My colleague at the OU, Geoff Andrews, who knows a lot about food politics, tweets news about a Tesco opening today in Stokes Croft in Bristol. Big local news, in that part of the world. Stokes Croft is a veritable ‘zone in transition’, nestled between ‘Bohemian’ Montpelier, academic-laden Bishopston, and St Pauls, still proud to have been where the first urban riots started back in 1980. The area, quite small in fact, has been undergoing ‘regneration’ for a few years now. The proposal to open a Tesco in Stokes Croft sparked protests and heavy-handed police response last year. The opening of the store today makes me realise that there has been a rolling low-level politics of supermarkets in Bristol for a few years ago now – back in 2006, when we still lived there, a local campaign in Bishopston successfully stopped the opening of a big Sainsburys up the road from Stokes Croft – the campaign was called BOGOFS – Bishopston Opposing Glut of Supermarkets. Though successful, there are now two Sainsbury Locals in the same area – Bishopston being the hub of a whole host of alternative and/or independent retailers. There is also an ongoing struggle involving the local authority, planners, Bristol City and Sainburys over whether or not the football club can sell their ground for the development of a new supermarket and therefore afford to build a new stadium over the way – but that’s the other side of town from Stokes Croft.
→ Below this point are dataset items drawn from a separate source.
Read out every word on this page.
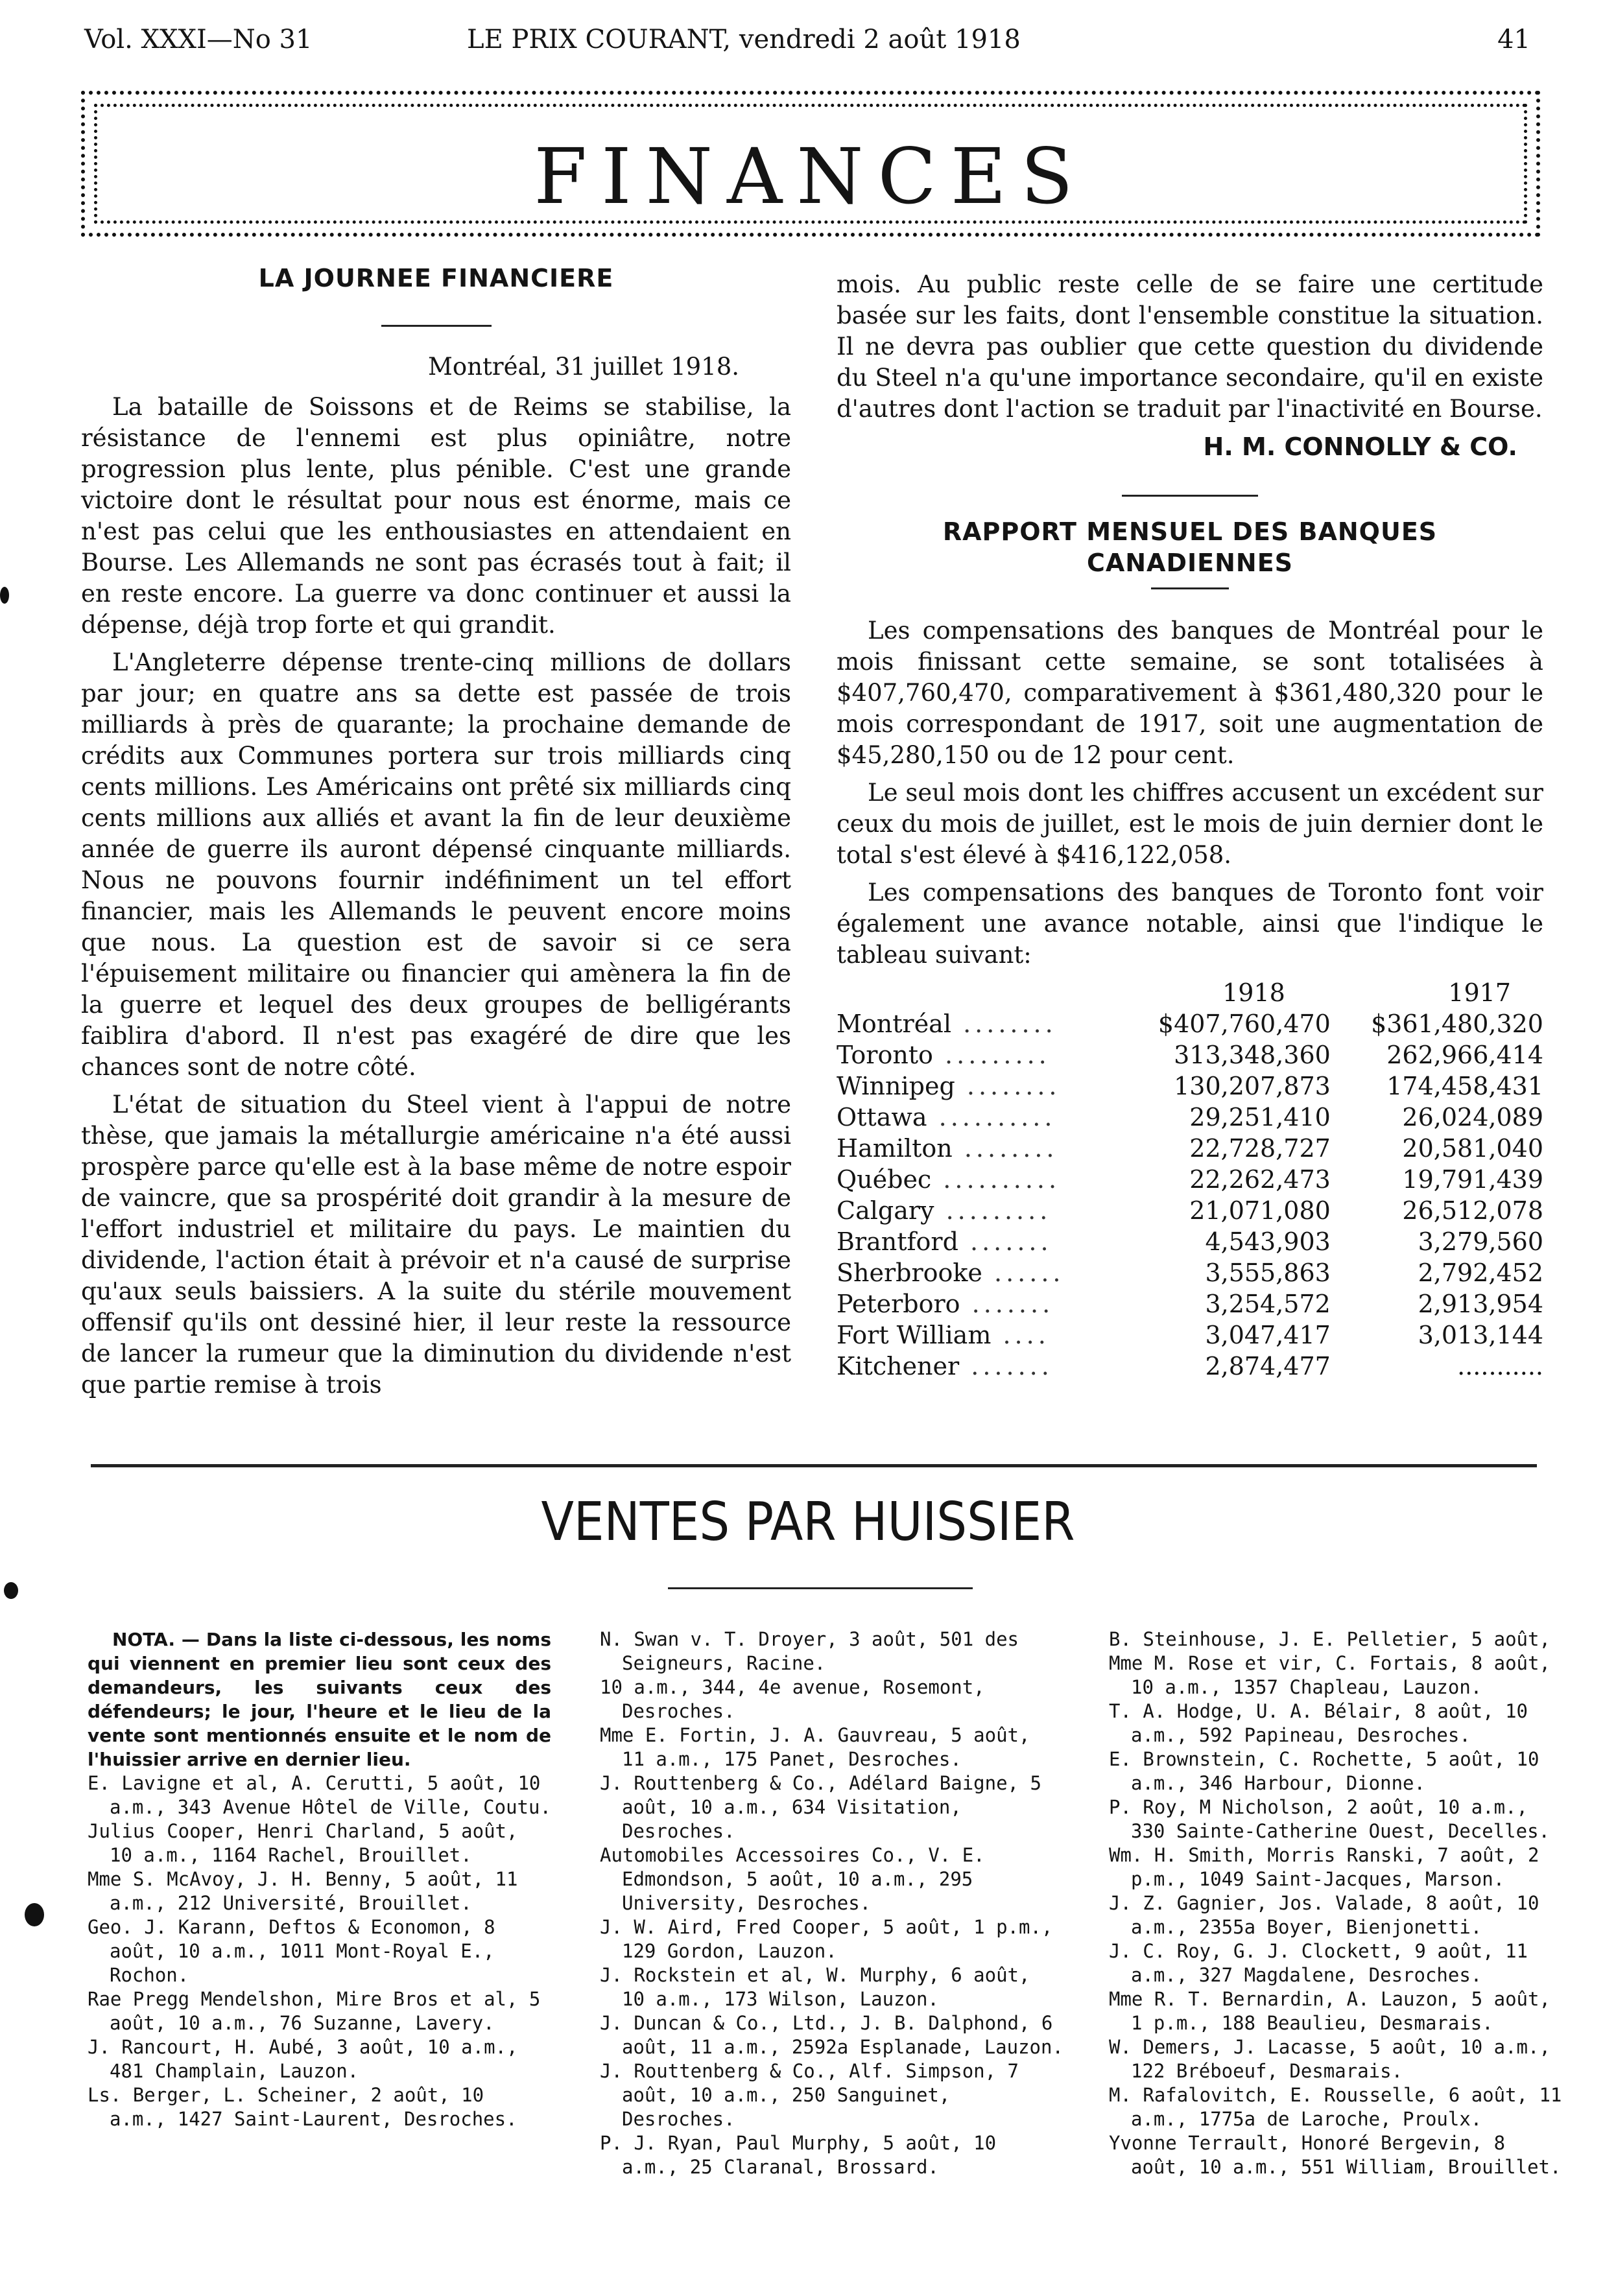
Vol. XXXI—No 31	LE PRIX COURANT, vendredi 2 août 1918	41
FINANCES
LA JOURNEE FINANCIERE
Montréal, 31 juillet 1918.

La bataille de Soissons et de Reims se stabilise, la résistance de l'ennemi est plus opiniâtre, notre progression plus lente, plus pénible. C'est une grande victoire dont le résultat pour nous est énorme, mais ce n'est pas celui que les enthousiastes en attendaient en Bourse. Les Allemands ne sont pas écrasés tout à fait; il en reste encore. La guerre va donc continuer et aussi la dépense, déjà trop forte et qui grandit.

L'Angleterre dépense trente-cinq millions de dollars par jour; en quatre ans sa dette est passée de trois milliards à près de quarante; la prochaine demande de crédits aux Communes portera sur trois milliards cinq cents millions. Les Américains ont prêté six milliards cinq cents millions aux alliés et avant la fin de leur deuxième année de guerre ils auront dépensé cinquante milliards. Nous ne pouvons fournir indéfiniment un tel effort financier, mais les Allemands le peuvent encore moins que nous. La question est de savoir si ce sera l'épuisement militaire ou financier qui amènera la fin de la guerre et lequel des deux groupes de belligérants faiblira d'abord. Il n'est pas exagéré de dire que les chances sont de notre côté.

L'état de situation du Steel vient à l'appui de notre thèse, que jamais la métallurgie américaine n'a été aussi prospère parce qu'elle est à la base même de notre espoir de vaincre, que sa prospérité doit grandir à la mesure de l'effort industriel et militaire du pays. Le maintien du dividende, l'action était à prévoir et n'a causé de surprise qu'aux seuls baissiers. A la suite du stérile mouvement offensif qu'ils ont dessiné hier, il leur reste la ressource de lancer la rumeur que la diminution du dividende n'est que partie remise à trois

mois. Au public reste celle de se faire une certitude basée sur les faits, dont l'ensemble constitue la situation. Il ne devra pas oublier que cette question du dividende du Steel n'a qu'une importance secondaire, qu'il en existe d'autres dont l'action se traduit par l'inactivité en Bourse.

H. M. CONNOLLY & CO.
RAPPORT MENSUEL DES BANQUES CANADIENNES

Les compensations des banques de Montréal pour le mois finissant cette semaine, se sont totalisées à $407,760,470, comparativement à $361,480,320 pour le mois correspondant de 1917, soit une augmentation de $45,280,150 ou de 12 pour cent.

Le seul mois dont les chiffres accusent un excédent sur ceux du mois de juillet, est le mois de juin dernier dont le total s'est élevé à $416,122,058.

Les compensations des banques de Toronto font voir également une avance notable, ainsi que l'indique le tableau suivant:

	1918	1917
Montréal ........	$407,760,470	$361,480,320
Toronto .........	313,348,360	262,966,414
Winnipeg ........	130,207,873	174,458,431
Ottawa ..........	29,251,410	26,024,089
Hamilton ........	22,728,727	20,581,040
Québec ..........	22,262,473	19,791,439
Calgary .........	21,071,080	26,512,078
Brantford .......	4,543,903	3,279,560
Sherbrooke ......	3,555,863	2,792,452
Peterboro .......	3,254,572	2,913,954
Fort William ....	3,047,417	3,013,144
Kitchener .......	2,874,477	...........
VENTES PAR HUISSIER

NOTA. — Dans la liste ci-dessous, les noms qui viennent en premier lieu sont ceux des demandeurs, les suivants ceux des défendeurs; le jour, l'heure et le lieu de la vente sont mentionnés ensuite et le nom de l'huissier arrive en dernier lieu.

E. Lavigne et al, A. Cerutti, 5 août, 10 a.m., 343 Avenue Hôtel de Ville, Coutu.

Julius Cooper, Henri Charland, 5 août, 10 a.m., 1164 Rachel, Brouillet.

Mme S. McAvoy, J. H. Benny, 5 août, 11 a.m., 212 Université, Brouillet.

Geo. J. Karann, Deftos & Economon, 8 août, 10 a.m., 1011 Mont-Royal E., Rochon.

Rae Pregg Mendelshon, Mire Bros et al, 5 août, 10 a.m., 76 Suzanne, Lavery.

J. Rancourt, H. Aubé, 3 août, 10 a.m., 481 Champlain, Lauzon.

Ls. Berger, L. Scheiner, 2 août, 10 a.m., 1427 Saint-Laurent, Desroches.

N. Swan v. T. Droyer, 3 août, 501 des Seigneurs, Racine.

10 a.m., 344, 4e avenue, Rosemont, Desroches.

Mme E. Fortin, J. A. Gauvreau, 5 août, 11 a.m., 175 Panet, Desroches.

J. Routtenberg & Co., Adélard Baigne, 5 août, 10 a.m., 634 Visitation, Desroches.

Automobiles Accessoires Co., V. E. Edmondson, 5 août, 10 a.m., 295 University, Desroches.

J. W. Aird, Fred Cooper, 5 août, 1 p.m., 129 Gordon, Lauzon.

J. Rockstein et al, W. Murphy, 6 août, 10 a.m., 173 Wilson, Lauzon.

J. Duncan & Co., Ltd., J. B. Dalphond, 6 août, 11 a.m., 2592a Esplanade, Lauzon.

J. Routtenberg & Co., Alf. Simpson, 7 août, 10 a.m., 250 Sanguinet, Desroches.

P. J. Ryan, Paul Murphy, 5 août, 10 a.m., 25 Claranal, Brossard.

B. Steinhouse, J. E. Pelletier, 5 août,

Mme M. Rose et vir, C. Fortais, 8 août, 10 a.m., 1357 Chapleau, Lauzon.

T. A. Hodge, U. A. Bélair, 8 août, 10 a.m., 592 Papineau, Desroches.

E. Brownstein, C. Rochette, 5 août, 10 a.m., 346 Harbour, Dionne.

P. Roy, M Nicholson, 2 août, 10 a.m., 330 Sainte-Catherine Ouest, Decelles.

Wm. H. Smith, Morris Ranski, 7 août, 2 p.m., 1049 Saint-Jacques, Marson.

J. Z. Gagnier, Jos. Valade, 8 août, 10 a.m., 2355a Boyer, Bienjonetti.

J. C. Roy, G. J. Clockett, 9 août, 11 a.m., 327 Magdalene, Desroches.

Mme R. T. Bernardin, A. Lauzon, 5 août, 1 p.m., 188 Beaulieu, Desmarais.

W. Demers, J. Lacasse, 5 août, 10 a.m., 122 Bréboeuf, Desmarais.

M. Rafalovitch, E. Rousselle, 6 août, 11 a.m., 1775a de Laroche, Proulx.

Yvonne Terrault, Honoré Bergevin, 8 août, 10 a.m., 551 William, Brouillet.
One of Banksy’s more famous local pieces, the Mild Mild West, is in Stokes Croft, and back in 2009 was itself ‘vandalised’ with blue paint – local convention had it that this was revenge by Bristol Rovers (blue) fans, from just up the road, for Bansky announcing he was a Bristol City (red) fan, City being from the other side of the river.
Ah, local politics and culture.
Over here in Swindon, we’re happy to have a Co-Op on every corner.